Overall, this record is well recorded, despite being recorded entirely by 'real musicians on real instruments' as humorously pointed out in the liner notes along with a comment that ProTools was not used on the CD. Andy is thumbing his nose at the recording industry here, as sampled and simulated instruments / amplifiers and ProTools have become as ubiquitous in the recording world, as Internet Explorer has for browsing the net. This little bit of fine print inside the liner notes is almost like the high school kid with the sleeper drag racer, complete with rusted out fenders, who blows the doors off the rich kid who got the BMW for his 16th birthday.
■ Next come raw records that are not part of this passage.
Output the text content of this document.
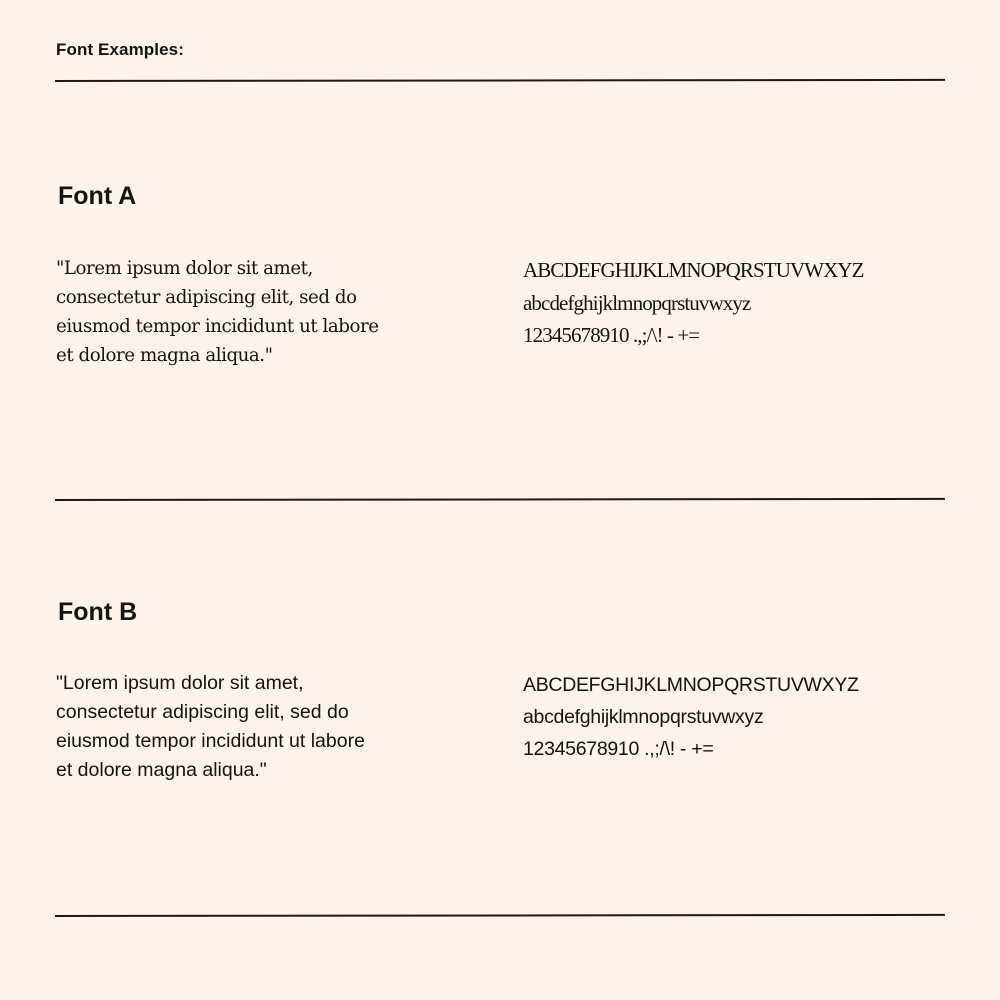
Font Examples:
Font A
"Lorem ipsum dolor sit amet,
consectetur adipiscing elit, sed do
eiusmod tempor incididunt ut labore
et dolore magna aliqua."
ABCDEFGHIJKLMNOPQRSTUVWXYZ
abcdefghijklmnopqrstuvwxyz
12345678910 .,;/\! - +=
Font B
"Lorem ipsum dolor sit amet,
consectetur adipiscing elit, sed do
eiusmod tempor incididunt ut labore
et dolore magna aliqua."
ABCDEFGHIJKLMNOPQRSTUVWXYZ
abcdefghijklmnopqrstuvwxyz
12345678910 .,;/\! - +=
Suggested improvements to further work by Andy, or a re-release of this CD on a major label would include a few minor items. First, the song order should be changed to separate the first two tracks or elimination of the weaker track. The fact that they are so similar might cause some to hit the eject button upon hearing the intro of the 2nd track as a one-song, one sound kind of a performer, of which Andy is not. Second would be to have ProTools used for at least a little bit; particularly on Andy's vocals on the quieter songs. Andy tends to strain his vocals and get a little too much vibrato and also become ever so slightly out of tune with the accompaniment. ProTools and it's accessory programs can help with that – it's nothing to be ashamed of. Lastly, Andy plays some fine country rock guitar solos on this CD – let's hear more of that and less of the girl chasin' lyrics. 

C'mon Andy, let's hear you let her rip!!!